During the same period, Ságvári was studying history and political economics at Pázmány Péter Catholic University and graduated in 1951. In 1956 she was appointed to the commissioner's office of the Hungarian Socialist Workers' Central Committee and in 1960 was made a senior research fellow and deputy director of the Party History Institute. In 1962, she defended her PhD thesis Mass movements and political struggles in Budapest from 1945 to 1947. Two years later, in 1964, Ságvári became the senior fellow of the Institute of History for the Hungarian Academy of Sciences. In 1968, she became a lecturer at the Department of Scientific Socialism at the József Attila University.
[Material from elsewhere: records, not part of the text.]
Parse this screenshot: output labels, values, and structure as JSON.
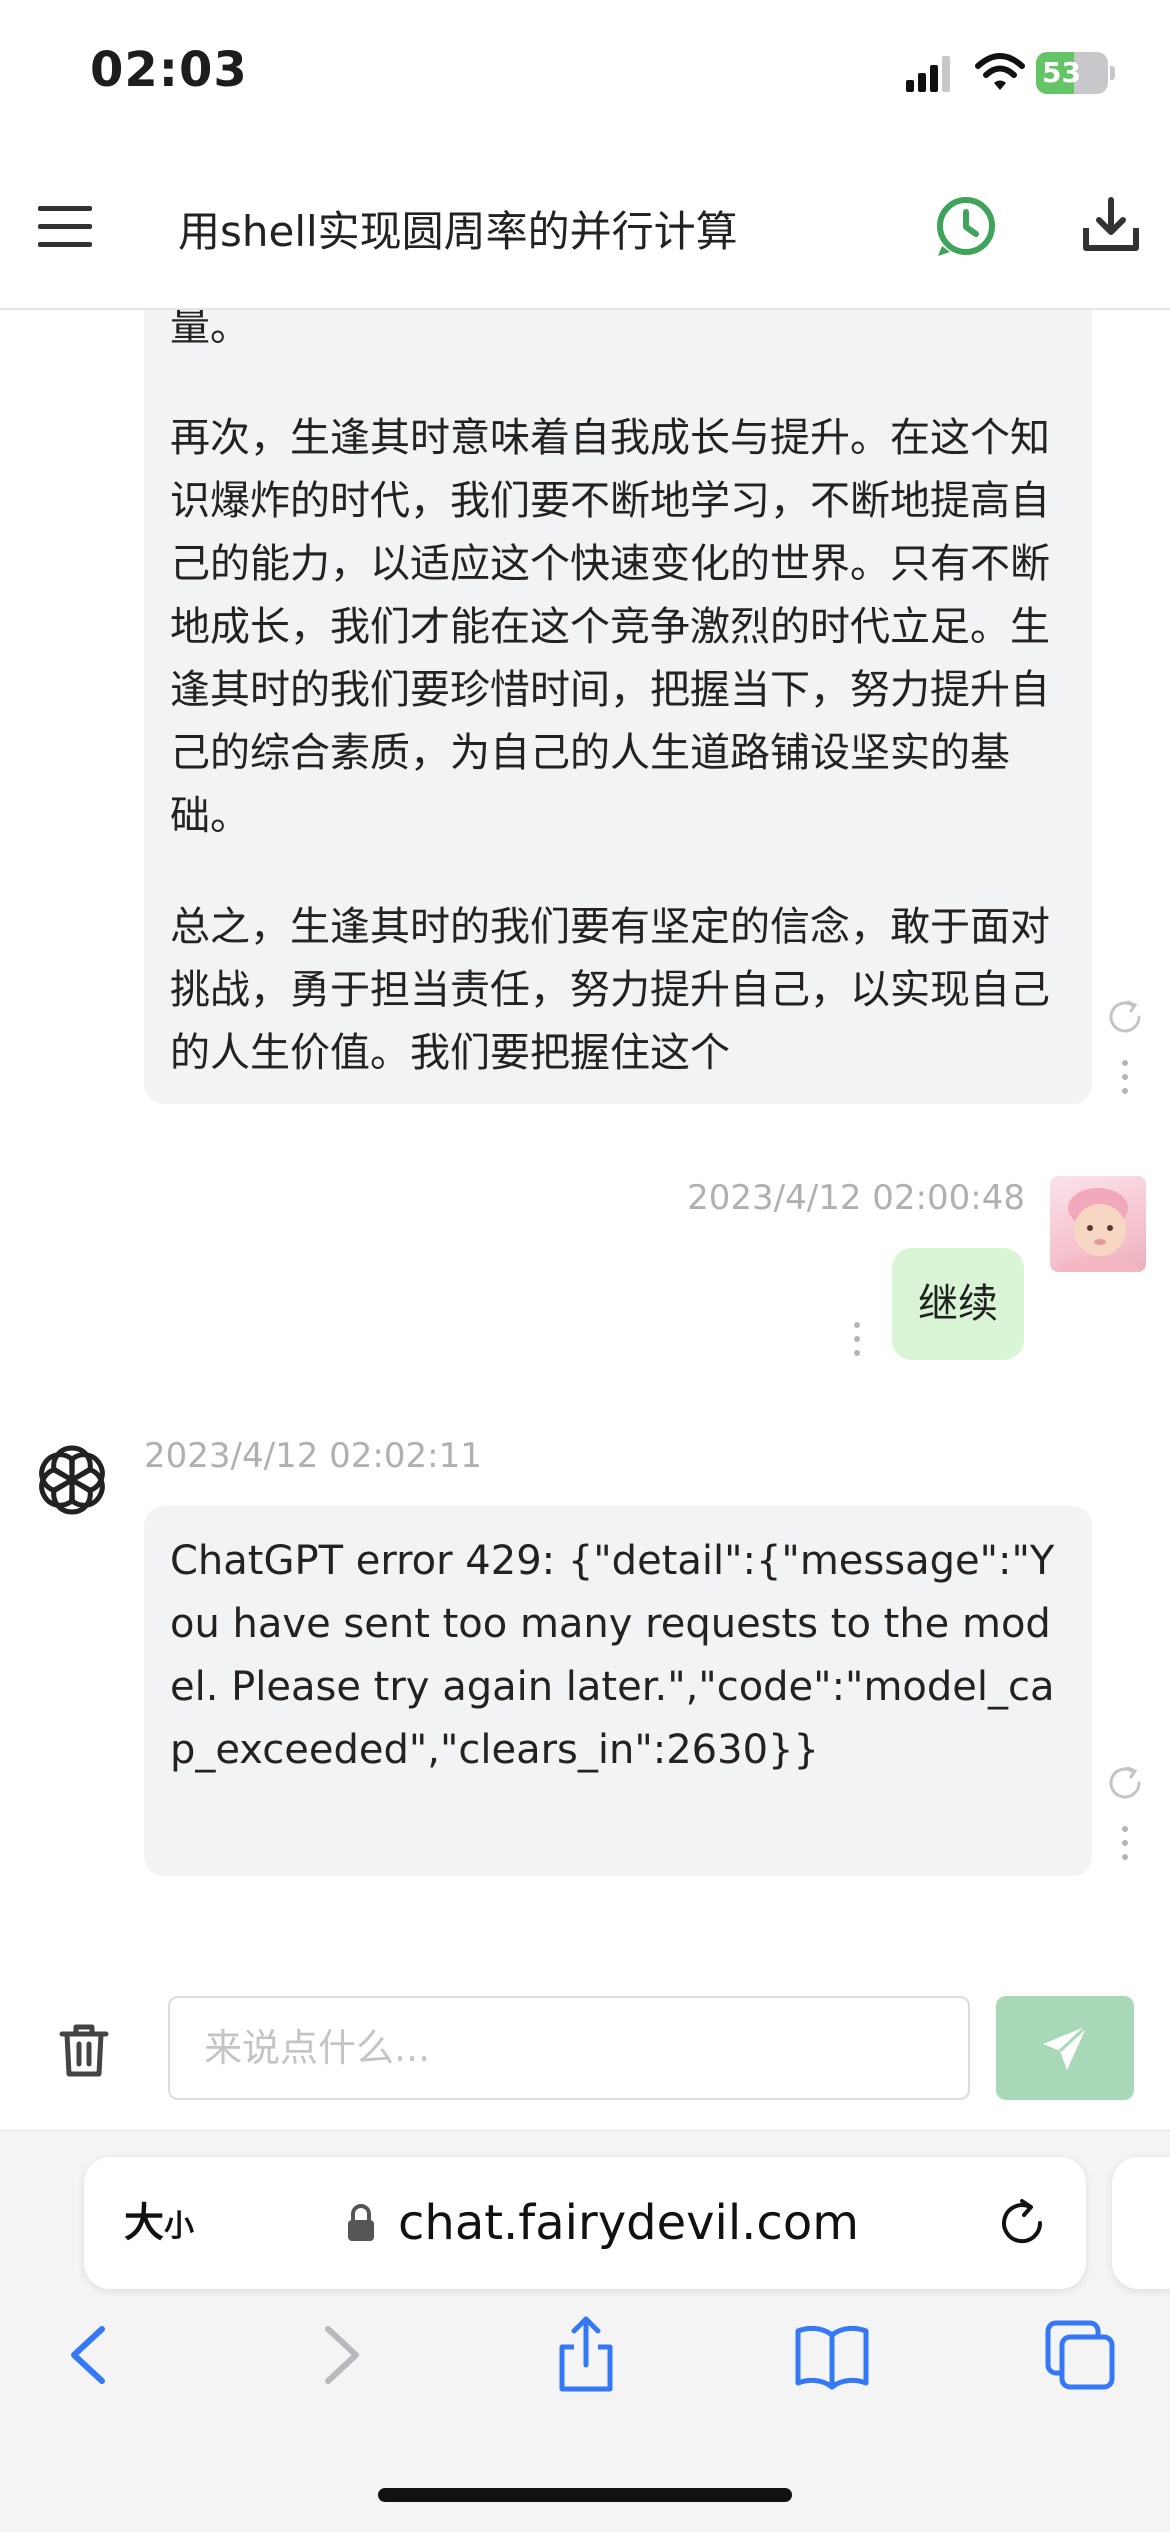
{
  "status_bar": {
    "time": "02:03",
    "battery_level": "53",
    "battery_fraction": 0.53
  },
  "header": {
    "title": "用shell实现圆周率的并行计算"
  },
  "messages": [
    {
      "role": "assistant",
      "paragraphs": [
        "量。",
        "再次，生逢其时意味着自我成长与提升。在这个知识爆炸的时代，我们要不断地学习，不断地提高自己的能力，以适应这个快速变化的世界。只有不断地成长，我们才能在这个竞争激烈的时代立足。生逢其时的我们要珍惜时间，把握当下，努力提升自己的综合素质，为自己的人生道路铺设坚实的基础。",
        "总之，生逢其时的我们要有坚定的信念，敢于面对挑战，勇于担当责任，努力提升自己，以实现自己的人生价值。我们要把握住这个"
      ]
    },
    {
      "role": "user",
      "timestamp": "2023/4/12 02:00:48",
      "text": "继续"
    },
    {
      "role": "assistant",
      "timestamp": "2023/4/12 02:02:11",
      "text": "ChatGPT error 429: {\"detail\":{\"message\":\"You have sent too many requests to the model. Please try again later.\",\"code\":\"model_cap_exceeded\",\"clears_in\":2630}}"
    }
  ],
  "composer": {
    "placeholder": "来说点什么...",
    "value": ""
  },
  "browser": {
    "text_size_label_big": "大",
    "text_size_label_small": "小",
    "url": "chat.fairydevil.com"
  },
  "colors": {
    "accent_green": "#3fa35b",
    "send_button": "#a7d9b8",
    "user_bubble": "#d9f5d6",
    "bot_bubble": "#f2f3f5",
    "safari_blue": "#3478f6"
  },
  "icons": {
    "menu": "hamburger-icon",
    "history": "clock-history-icon",
    "download": "download-icon",
    "trash": "trash-icon",
    "send": "paper-plane-icon",
    "lock": "lock-icon",
    "reload": "reload-icon",
    "back": "chevron-left-icon",
    "forward": "chevron-right-icon",
    "share": "share-icon",
    "bookmarks": "book-icon",
    "tabs": "tabs-icon"
  }
}
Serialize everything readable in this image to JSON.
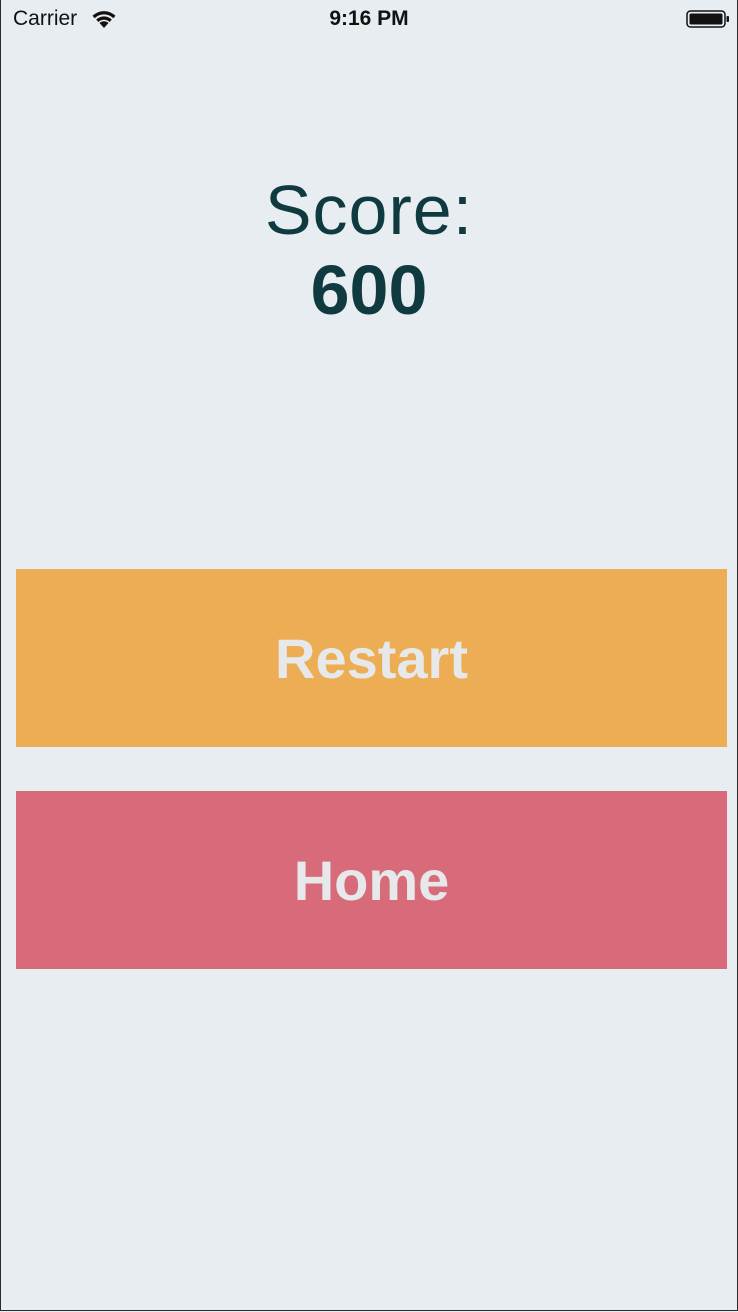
{
  "status_bar": {
    "carrier": "Carrier",
    "time": "9:16 PM",
    "wifi_icon": "wifi-icon",
    "battery_icon": "battery-icon"
  },
  "score": {
    "label": "Score:",
    "value": "600"
  },
  "buttons": {
    "restart": {
      "label": "Restart",
      "color": "#ecad54"
    },
    "home": {
      "label": "Home",
      "color": "#d86b7a"
    }
  },
  "colors": {
    "background": "#e8edf1",
    "score_text": "#0f3a40",
    "button_text": "#e6e8ea"
  }
}
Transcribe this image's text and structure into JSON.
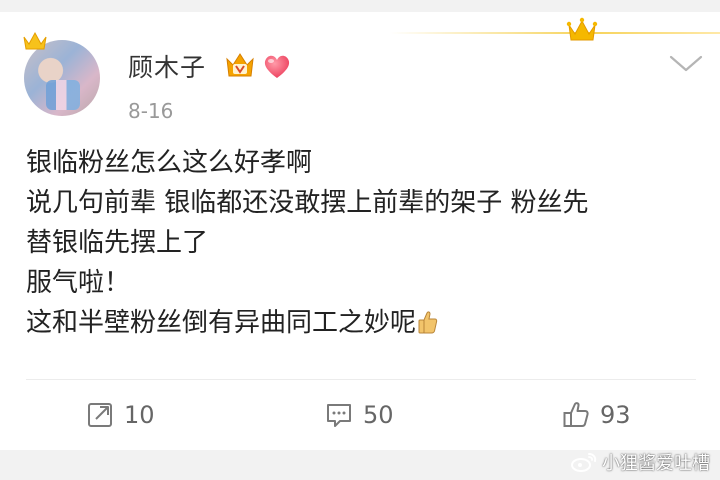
{
  "post": {
    "username": "顾木子",
    "date": "8-16",
    "lines": [
      "银临粉丝怎么这么好孝啊",
      "说几句前辈 银临都还没敢摆上前辈的架子 粉丝先",
      "替银临先摆上了",
      "服气啦！",
      "这和半壁粉丝倒有异曲同工之妙呢"
    ]
  },
  "actions": {
    "repost_count": "10",
    "comment_count": "50",
    "like_count": "93"
  },
  "watermark": {
    "text": "小狸酱爱吐槽"
  },
  "icons": {
    "avatar_crown": "crown-icon",
    "vip": "vip-crown-badge-icon",
    "heart": "heart-icon",
    "more": "chevron-down-icon",
    "thumb": "thumbs-up-emoji-icon",
    "repost": "repost-icon",
    "comment": "comment-icon",
    "like": "like-icon",
    "weibo": "weibo-logo-icon"
  },
  "colors": {
    "accent_gold": "#f5b800",
    "heart_red": "#f0566a",
    "text": "#222222",
    "muted": "#999999"
  }
}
Beginning in 1970, Ságvári joined the Budapest City Archives as its director until 1985. She immediately set out to organize the materials for the archive which had been neglected for some time. Because the old Town Hall building had insufficient space, and documents were located at various holding sites throughout the city, the first task was to collect them and organize them. Ságvári resumed the publishing efforts of the archive, and implemented bookbinding, filming and restoration efforts to preserve and safely maintain the records. In addition to writing and promoting the archive, she worked with the Association of Hungarian Librarians to create a series for the study of the city history. Ságvári was awarded the Ervin Szabó Medal (hu), in recognition of her significant contributions as a librarian, in 1980. In 1986, she led the drive to create the Association of Hungarian Archivists.

Ságvári began publishing works on Hungarian political history in 1945. Her early work was ideologically based, but to gain scientific recognition for her work, Ságvári increasingly moved away from politics and began work on the post-1945 history of Budapest. Using comparative urban history research, she gained insight into Hungary's history through a broader study of European history. Though an unpopular subject, she studied the Hungarian Holocaust and in the later period of her work evaluated the deportation of Hungarian Jews in Transcarpathia and looted Jewish property. After she left the Archives, Ságvári continued her career at Budapest University, serving as the chair of the department on Administrative and Comparative History of the 20th Century, until her retirement in 1998.

==Death and legacy==
Ságvári died on 13 June 2000 in Budapest. In 2001, she was one of the subjects of Margit Stolzenburg's work Women's Anger: Life stories of eleven unusual European women (Frauenwut umgebaut: Lebensgeschichten elf ungewöhnlicher Europäerinnen).